本帖最后由 choi 于 2-14-2019 14:22 编辑
(h) Where adzuki is domesticated in East Asia is unclear: could be China, Japan or somewhere else. There s no need to read the rest of either of the following two.
* Yang K et al, Genome Sequencing of Adzuki Bean (Vigna angularis) Provides Insight into High Starch and Low Fat Accumulation and Domestication. Proc Natl Acad Sci, 112: 13213–13218 (2015).
https://www.ncbi.nlm.nih.gov/pmc/articles/PMC4629392/
(clause 1 in Introduction: "Adzuki bean (Vigna angularis var. angularis) was domesticated in China ∼12,000 y ago")
The quotation cited what is displayed next, which distinguished domestication and HUMAN consumption.
* Liu L et al, Paleolithic Human Exploitation of Plant Foods During the Last Glacial Maximum in North China. Proc Natl Acad Sci, 110: 5380–5385 (2013)
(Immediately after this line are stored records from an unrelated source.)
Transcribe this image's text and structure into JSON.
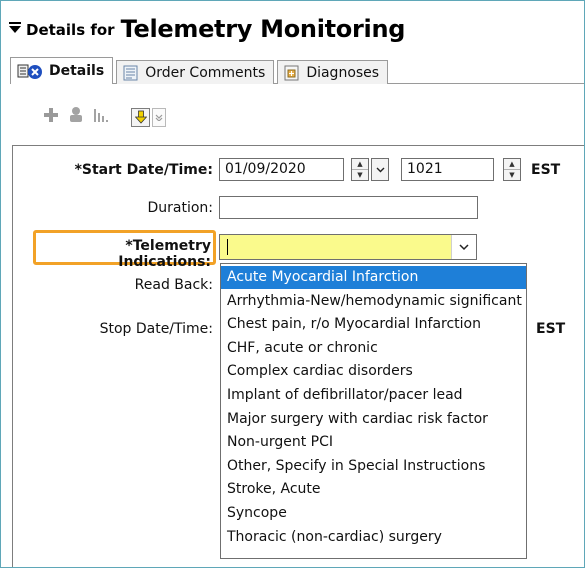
{
  "header": {
    "collapse_icon": "triangle-down-icon",
    "prefix": "Details for",
    "title": "Telemetry Monitoring"
  },
  "tabs": [
    {
      "label": "Details",
      "icon": "details-form-icon",
      "active": true
    },
    {
      "label": "Order Comments",
      "icon": "comments-icon",
      "active": false
    },
    {
      "label": "Diagnoses",
      "icon": "diagnoses-icon",
      "active": false
    }
  ],
  "toolbar": {
    "icons": [
      "add-icon",
      "remove-icon",
      "chart-icon",
      "yellow-down-arrow-icon",
      "chevron-down-icon"
    ]
  },
  "form": {
    "start_label": "*Start Date/Time:",
    "start_date": "01/09/2020",
    "start_time": "1021",
    "start_tz": "EST",
    "duration_label": "Duration:",
    "duration_value": "",
    "indications_label": "*Telemetry Indications:",
    "indications_value": "",
    "readback_label": "Read Back:",
    "stop_label": "Stop Date/Time:",
    "stop_tz": "EST"
  },
  "dropdown": {
    "selected_index": 0,
    "options": [
      "Acute Myocardial Infarction",
      "Arrhythmia-New/hemodynamic significant",
      "Chest pain, r/o Myocardial Infarction",
      "CHF, acute or chronic",
      "Complex cardiac disorders",
      "Implant of defibrillator/pacer lead",
      "Major surgery with cardiac risk factor",
      "Non-urgent PCI",
      "Other, Specify in Special Instructions",
      "Stroke, Acute",
      "Syncope",
      "Thoracic (non-cardiac) surgery"
    ]
  },
  "colors": {
    "highlight": "#f2a227",
    "required_field": "#fafa8c",
    "selection": "#1e7fd8",
    "frame_border": "#5fa7b8"
  }
}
https://www.ncbi.nlm.nih.gov/pmc/articles/PMC3619325/
Quote:
"In China, the earliest grinding stones have been uncovered from several Paleolithic site clusters distributed on the Loess Plateau region along the middle Yellow River valley. These include Longwangchan [陕西省延安市宜川县龙王辿遗址] in Shaanxi and Shizitan and Xiachuan [下川遗址: 山西省晋城市沁水县下川乡] in Shanxi, dating to ca. 25,000–9000 calendar years before present (cal. B.P.). A study of usewear traces and starch residues on grinding stones from Locality 9 (S9 [山西省临汾市吉县柿子滩遗址S29地点] hereafter) in the Shizitan site cluster (ca. 12,700–11,600 cal. B.P.) has demonstrated that people used these tools to process various plant foods, including grasses, tubers, acorns, and legumes (10). Among the grass starch granules uncovered at this site, some from Panicoideae may have been the wild ancestors of domesticated millets (Panicum miliaceum and Setaria italica ssp [subspecies] italica). Therefore, it is important to investigate the use of plants in an earlier period in this region, to trace possible continuity in a putative plant procurement strategy that may have eventually led to domestication. In this study, we demonstrate usewear patterns and residues on three grinding stones (ca. 23,000–19,500 cal. B.P.) excavated from Locality 14 (S14 hereafter) in the Shizitan site cluster, which disclosed the exploitation of Triticeae and Paniceae grasses, Vigna beans, Dioscorea opposita yam, and Trichosanthes kirilowii snakegourd roots." (citations omitted).
"Beans appear to have been one of the earliest plant foods used by hunter–gathers in north China, but their taxonomy cannot be determined to the level of species based on starch data only. The earliest known macrobotanic remains of Vigna beans in China have been identified as Adzuki (V angularis), dating to the late Neolithic in Shandong. Beans rich in starch from genera other than Vigna have not been found in the archaeological contexts in prehistoric north China. However, the use of Vigna for food before 2,500 BC in China still awaits confirmation by macrobotanic discovery in the future." (citation omitted).